After years of economic stagnation Iran is preparing for the post-sanctions era following the historic Joint Comprehensive Plan of Action reached by the P5+1 on 14 July. The deal could result in the lifting of economic sanctions and the Iranian market reopening for international business.
Iran is an exciting environment for foreign investors to operate in with healthy demographics, low debt and one of the largest oil reserves in the world.
At the same time it can be a challenging environment. Investors planning to enter Iran for the first time, or looking to expand an existing presence should prepare themselves for the challenges ahead.
In this article, we discuss the legal factors that investors should take into account when planning a market re-entry strategy.
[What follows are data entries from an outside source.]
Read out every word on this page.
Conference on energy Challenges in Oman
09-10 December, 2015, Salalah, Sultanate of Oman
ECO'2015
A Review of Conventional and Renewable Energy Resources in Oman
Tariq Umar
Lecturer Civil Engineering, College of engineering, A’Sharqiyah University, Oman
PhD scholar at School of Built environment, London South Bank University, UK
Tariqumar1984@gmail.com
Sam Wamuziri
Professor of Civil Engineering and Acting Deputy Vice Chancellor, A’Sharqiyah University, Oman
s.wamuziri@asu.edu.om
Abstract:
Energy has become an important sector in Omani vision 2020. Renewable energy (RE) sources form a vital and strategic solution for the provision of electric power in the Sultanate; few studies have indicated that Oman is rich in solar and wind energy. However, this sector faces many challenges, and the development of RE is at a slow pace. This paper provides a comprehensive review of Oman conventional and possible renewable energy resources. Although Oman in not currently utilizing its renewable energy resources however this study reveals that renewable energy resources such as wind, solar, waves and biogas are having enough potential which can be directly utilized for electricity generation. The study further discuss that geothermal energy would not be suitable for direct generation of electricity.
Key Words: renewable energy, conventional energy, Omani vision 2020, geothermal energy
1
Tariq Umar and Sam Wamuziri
Take note of sanctions obligations which remain in place
Despite the JCPoA deal, Iran will remain under sanctions until the IAEA verifies Iran's compliance with its nuclear obligations and the necessary legislation has been passed in the relevant jurisdictions. Even after the necessary legislation has been passed there will be residual sanctions applicable to Iran (notably for the US).
Before taking any steps to engage in Iran-related business, investors should identify and comply with sanctions obligations that are still applicable to them.
Be aware of recent legal and regulatory changes
As the next step, investors will need to assess how the recent developments in the local Iranian legal and regulatory environment will affect their business in Iran. For instance, new laws have been introduced where financial incentives (such as tax breaks) are offered to attract private sector investment. By contrast, the law has recently changed to require a higher percentage of local content for investments in the oil and gas sector and auto industry.
Investors returning to Iran after a lengthy absence should make themselves aware of any legal and regulatory changes.
Consider whether pre-sanctions relationships are still valid
Investors should carefully consider the terms of pre-sanctions contracts to determine whether those contacts have expired or been duly terminated. It is also important to determine whether it is possible to work with former partners or to build new relationships. If investors are planning to continue with former relationships, it may be worth carrying out fresh due diligence before resuming business relationships.
Understand the boundaries of your existing business structure
Investors who already have a business vehicle in Iran will need to consider what steps to take to revive and reactivate it. In particular, they should consider if the licence is still valid and if not, what steps are needed to apply for a new licence. In this context, investors should consider if they have any outstanding tax (or other financial liabilities) from past activities before applying for a licence renewal account with Iranian authorities.
Investors planning to expand existing operations in Iran will need to consider whether their existing business structure allows them to engage in their new operations. For instance, under Iranian law, a representative office cannot take part in profit-making activities or receive Iran-sourced income. Steps would therefore have to be taken to obtain the necessary licenses before any expansion of operations.
Register your intellectual property rights promptly
It is advisable for foreign investors intending to do business in Iran to register their intellectual property (IP) rights at the outset. Iranian law allows foreign companies to register patents, trademarks and copyright. If an investor has already registered its IP in Iran, it is important to investigate whether there has been any infringement of the IP in the interim and what enforcement action is appropriate.
Resolve any pending disputes you may have
Many investors were forced to withdraw quickly from the Iranian market. There might therefore be dormant or pending disputes (including labour disputes) against investors. Until those disputes are resolved, they could adversely affect future operations and the ability to obtain the necessary approvals and permits.
Investors planning to return to the market and who cannot afford lengthy litigation should make an immediate assessment of their legal position to determine the best options for settling any disputes (including via alternative dispute resolution mechanisms such as mediation).
There is no doubt the market will be watching the sanctions developments closely. The Swiss government is the first nation to remove sanctions against Iran, although as most commodity houses are still bound by US and European sanctions, this will have little effect on the market. Who will be next?
The content of this article is intended to provide a general guide to the subject matter. Specialist advice should be sought about your specific circumstances.